Electron Transport in Tissue-Like Material

类组织材料中的电子传输

• 批准号: 6535872
• 负责人: LARRY H TOBUREN
• 金额: $ 19.21万
• 依托单位: EAST CAROLINA UNIVERSITY
• 依托单位国家: 美国
• 财政年份: 2002
• 资助国家: 美国
• 起止时间: 2002-07-01 至 2005-06-30
• 项目状态: 已结题
• 来源: https://reporter.nih.gov/project-details/6535872
• 关键词: DNA damage; bioenergetics; biophysics; biotransformation; cytotoxicity; electrical measurement; electron transport; electronic spectra; high energy particle; hydrogen ions; ionizing radiation; mass spectrometry; radiobiology; radiological health

DESCRIPTION (provided by applicant): This study will provide experimental data for understanding electron transport in the heterogeneous cellular environment and enable stringent tests of charged-particle track-structure simulation at the level of the underlying physics of energy transport, i.e., prior to assumptions of the nature of chemical and bio-chemical pathways leading to biological alterations. Much of our knowledge of the biological effectiveness of radiation to create DNA damage and cellular mutagenesis is based on Monte Carlo based simulations of the initial patterns of energy deposition. Because of a lack of detailed information on cross sections for interactions in the condensed phase, Monte Carlo simulations often use interaction cross sections derived from gas phase data, or from largely untested theoretical techniques. Uncertainties in these data might have detrimental effects on the accuracy by which patterns of energy deposition can be determined at microscopic dimensions such as are involved in the production of multiply damaged sites, damage clusters, in DNA. Since these codes provide the data upon which radiobiologic interpretations of dose-response relationships are based, they are a direct link to understanding the biological effects of radiation exposures, whether these exposures are environmental, diagnostic, or therapeutic. This work focuses on measurement of the spectra of electrons produced in thin films of condensed phase material by the transit of fast protons. Spectra, differential in ejected electron energy and emission angle, are measured following electron transport and their emergence from the material surface. The transport media of interest include water, hydrocarbons, oligonucleotides, oligopeptides and DNA in thin films and/or frozen as ices. The spectra will be compared to predictions of Monte Carlo codes that incorporate gas and/or condensed phase interaction cross sections to test the sensitivity and reliability of the codes to the details of the input data. This, the first direct test of the fundamental physics of electron transport in track simulation codes commonly used in radiobiology, will provide guidance for the application of these codes in radiobiology and strengthen confidence in our evolving understanding of the energy transport pathways leading to cellular damage and mutagenesis by ionizing radiation.

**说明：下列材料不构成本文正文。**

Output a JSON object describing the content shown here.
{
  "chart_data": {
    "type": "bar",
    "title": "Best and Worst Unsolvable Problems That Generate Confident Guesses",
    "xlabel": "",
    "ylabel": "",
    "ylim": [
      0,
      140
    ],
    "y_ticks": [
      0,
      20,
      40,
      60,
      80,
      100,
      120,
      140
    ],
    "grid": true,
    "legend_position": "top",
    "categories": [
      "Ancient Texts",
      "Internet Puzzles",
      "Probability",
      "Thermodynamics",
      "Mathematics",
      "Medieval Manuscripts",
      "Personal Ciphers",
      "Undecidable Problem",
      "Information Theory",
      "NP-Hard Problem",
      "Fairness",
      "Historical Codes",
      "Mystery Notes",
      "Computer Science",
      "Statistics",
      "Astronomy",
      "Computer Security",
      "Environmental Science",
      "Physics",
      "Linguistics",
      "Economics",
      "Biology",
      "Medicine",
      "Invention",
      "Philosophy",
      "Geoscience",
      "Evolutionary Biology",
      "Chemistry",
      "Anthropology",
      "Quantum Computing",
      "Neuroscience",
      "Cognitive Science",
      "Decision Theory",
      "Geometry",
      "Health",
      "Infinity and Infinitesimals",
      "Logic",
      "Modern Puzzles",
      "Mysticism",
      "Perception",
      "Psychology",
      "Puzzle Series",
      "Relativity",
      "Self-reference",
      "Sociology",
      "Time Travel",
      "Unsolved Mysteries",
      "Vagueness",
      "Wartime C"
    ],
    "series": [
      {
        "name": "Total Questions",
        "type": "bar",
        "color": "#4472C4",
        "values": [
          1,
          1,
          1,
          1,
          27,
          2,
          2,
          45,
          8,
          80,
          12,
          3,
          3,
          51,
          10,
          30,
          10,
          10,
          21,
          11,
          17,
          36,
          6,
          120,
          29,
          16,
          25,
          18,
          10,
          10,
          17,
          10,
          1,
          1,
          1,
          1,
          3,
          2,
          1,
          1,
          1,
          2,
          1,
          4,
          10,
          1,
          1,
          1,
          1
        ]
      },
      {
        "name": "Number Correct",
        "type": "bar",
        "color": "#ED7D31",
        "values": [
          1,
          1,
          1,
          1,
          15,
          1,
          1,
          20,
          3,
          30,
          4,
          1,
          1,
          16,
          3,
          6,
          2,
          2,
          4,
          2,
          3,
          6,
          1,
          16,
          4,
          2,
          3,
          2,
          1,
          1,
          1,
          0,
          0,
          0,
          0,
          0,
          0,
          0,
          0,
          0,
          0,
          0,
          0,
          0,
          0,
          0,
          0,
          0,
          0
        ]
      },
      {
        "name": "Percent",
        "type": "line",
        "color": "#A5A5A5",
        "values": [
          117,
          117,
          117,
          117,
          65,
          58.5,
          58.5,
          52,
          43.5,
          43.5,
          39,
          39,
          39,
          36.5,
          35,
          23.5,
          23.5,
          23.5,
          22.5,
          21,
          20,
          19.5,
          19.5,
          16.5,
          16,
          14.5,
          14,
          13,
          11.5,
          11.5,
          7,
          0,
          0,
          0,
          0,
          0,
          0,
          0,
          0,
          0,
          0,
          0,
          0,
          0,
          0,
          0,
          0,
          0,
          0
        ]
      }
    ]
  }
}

描述（由申请人提供）：本研究将提供实验数据，以了解在异质性细胞环境中的电子传输，并在能量传输的基础物理学水平上，即在假设化学和生物化学途径的假设之前，对带电的粒子轨道轨道结构模拟进行了严格的测试。我们对辐射产生DNA损伤和细胞诱变的生物学有效性的许多了解都是基于基于蒙特卡洛的能量沉积模式的模拟。由于缺乏有关凝结阶段相互作用的横截面的详细信息，因此蒙特卡洛模拟通常使用从气相数据或在很大程度上未经测试的理论技术中得出的相互作用横截面。这些数据中的不确定性可能会对能量沉积模式在微观维度上确定的准确性产生不利影响，例如与DNA中乘积损坏的位点，损伤簇的生产有关。由于这些代码提供了剂量反应关系的放射生物学解释基于的数据，因此它们是了解辐射暴露的生物学效应的直接联系，无论这些暴露是环境，诊断还是治疗性。 这项工作的重点是测量通过快速质子的转运在冷凝相材料中产生的电子光谱。在电子传输及其从材料表面出现后测量了弹出电子能量和发射角的光谱。感兴趣的传输介质包括薄膜中的水，碳氢化合物，寡核苷酸，寡肽和DNA和/或冷冻作为冰。将将光谱与蒙特卡洛代码的预测进行比较，这些蒙特卡罗代码结合了气体和/或凝结相互作用横截面，以测试代码对输入数据细节的灵敏度和可靠性。这是对放射性生物学通常使用的轨道模拟代码中电子传输基本物理学的首次直接测试，它将为这些代码在放射生物学中应用这些代码提供指导，并增强我们对通过电离辐射导致细胞损伤和诱变的能量传输途径不断发展的理解的信心。